Gerçekten Dinlemek: Görüntüsüz Bakabilmek
- Sibel Kavunoğlu

- 3 Kas
- 2 dakikada okunur

Bir kişiyle iletişim hâlindesiniz. Bu, öyle bir an olsun ki gerçekten karşınızdakini dinlediğiniz bir an olsun. Araya girmeden, müdahale etmeden, dinlediğinizi göstermek için sözler sokuşturmadan… Sadece varlığınızla orada olduğunuz bir an.
Konuşan bir kişi var, dinleyen siz varsınız. Fakat aslında neyi görüyorsunuz?
Onu mu, yoksa zihninizin onun hakkında yarattığı görüntüyü mü?
Çoğu zaman fark etmeden şöyle bir tablo çizeriz; İletişim halindeyken konuşmacının sesi, üzerindeki kıyafeti, konuşmacıyla paylaştığınız dil, jestler, özellikler, gözlemlediğiniz her şey bu tabloda yer alır. Ve bir tür filtre görevi görür. Ve kişiyle konuşurken sadece kişiyi değil de, sadece izleme tarzımızın görüntüsünü yansımasını izlerken kendimizi bulabiliriz.
Ne zaman ki dışarıdakilerle ilgili çok fazla yargınız olur, işte o zaman gerçek gözlemci olamazsınız. Örneğin, birisi size adaletli olmadığınızı söylüyor ve siz buna öfkeleniyorsanız, aslında yalnız değilsinizdir. O anda yanınızda geçmişte haksızlığa uğramış parçanız da vardır. Karşınızdaki de kendi geçmişinin yankısını yanına almıştır. Görünürde iki kişi konuşur ama aslında sahne çok daha kalabalıktır.
Böyle anlarda artık masum bir iletişim yoktur. Polis devrededir. Ve siz gerçekle savaşmaya başlamışsınızdır. Şimdi zorlaşır. Oysa gerçek huzur yalnızca şimdi’dedir.

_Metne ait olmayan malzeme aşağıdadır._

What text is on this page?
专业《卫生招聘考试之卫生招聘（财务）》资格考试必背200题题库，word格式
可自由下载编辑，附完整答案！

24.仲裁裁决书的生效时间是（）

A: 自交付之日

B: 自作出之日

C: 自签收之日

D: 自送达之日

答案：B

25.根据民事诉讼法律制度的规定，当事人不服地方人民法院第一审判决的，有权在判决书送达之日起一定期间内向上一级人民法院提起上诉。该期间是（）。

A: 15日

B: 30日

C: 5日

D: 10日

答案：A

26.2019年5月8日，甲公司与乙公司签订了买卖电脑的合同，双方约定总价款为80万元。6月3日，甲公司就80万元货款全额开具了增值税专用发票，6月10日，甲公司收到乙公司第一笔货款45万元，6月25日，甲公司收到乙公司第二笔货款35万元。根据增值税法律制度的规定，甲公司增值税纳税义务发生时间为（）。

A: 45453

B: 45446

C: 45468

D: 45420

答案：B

İletişim sırasında karşınızdaki konuşmacıya herhangi bir görüntü olmadan bakabilir misiniz?
Gerçekten bakabilmek, bu görüntü olmadan bakabilmektir. O an geldiğinde, işte o zaman gerçekten dinliyorsunuz demektir. Önceden edinilmiş fikirler olmadan, geçmişin gölgelerini katmadan…
Bu durum kendinize baktığınızda da geçerlidir. Her zaman ne olmanız gerektiği ve olmamanız gerektiği konusunda bir görüntünüz var. Başarılı olmanız gerektiği, iyi olmanız gerektiği, başarmanız gerektiği konusunda bir görüntünüz var. Bu görüntü her zaman oradadır.
Oysa bunlar olmadan kendimize bakabilir miyiz?
Zordur… ama mümkündür. Çünkü bir ağaca, bir buluta ya da bir kuşa kelimesiz bakabildiğinizde onunla akraba olursunuz. Kendinize de öyle bakabildiğinizde, ilk kez gerçek gözlemci olursunuz.
Dışarıya dair yargılarımız işin içine karıştığında “polis” devreye girer. Polise izin verdiğinizde gerçekle savaş başlar. Sürekli var oluş biçimizle ilgili kavga ederiz. Kavganın sona ermesi zihinde ne kadar barış olduğu ile bağlantılıdır. Var olan görüntünüzle barış yapmadıkça hem kendinizi hem de diğerleriyle olan savaşınız sona ermeyecektir.
Deepak Chopra’nın hocasıyla yaşadığı bir anı bunu çok güzel özetler. Deppak Chopra Batıya gittiğinde hocası ona sormuş:
“Orada en çok ne konuşuluyor?”“Stres,” demiş Chopra.Hocası devam etmiş: “Stres nedir?
‘’Dur bakayım; Bunlar yoksa varoluşlarını reddediyorlar mı?”
Olanı olduğu gibi kabul etmek, geçmişi bırakabilmek varoluşla barış yapmanın tek yoludur. Ve bu barış, yalnızca o anda mümkündür.
Polis olan parçan arada bir ortaya çıkması doğaldır. Geçmişi sana hatırlatır. Kendine sürekli gerçek huzur geçmişin gölgelerinde eğil, yalnızca şimdidedir demen yapılabilecek en bilgece hareket olacaktır.
Hem kendinle, hem diğerleri olan iletişimde polis tarafını olduğu gibi kabul edebilir misin?
Ya da
Gerçekle savaşmayı bırakabilir misiniz?
Çünkü gerçek huzur, geçmişin gölgelerinde değil; yalnızca şimdidedir.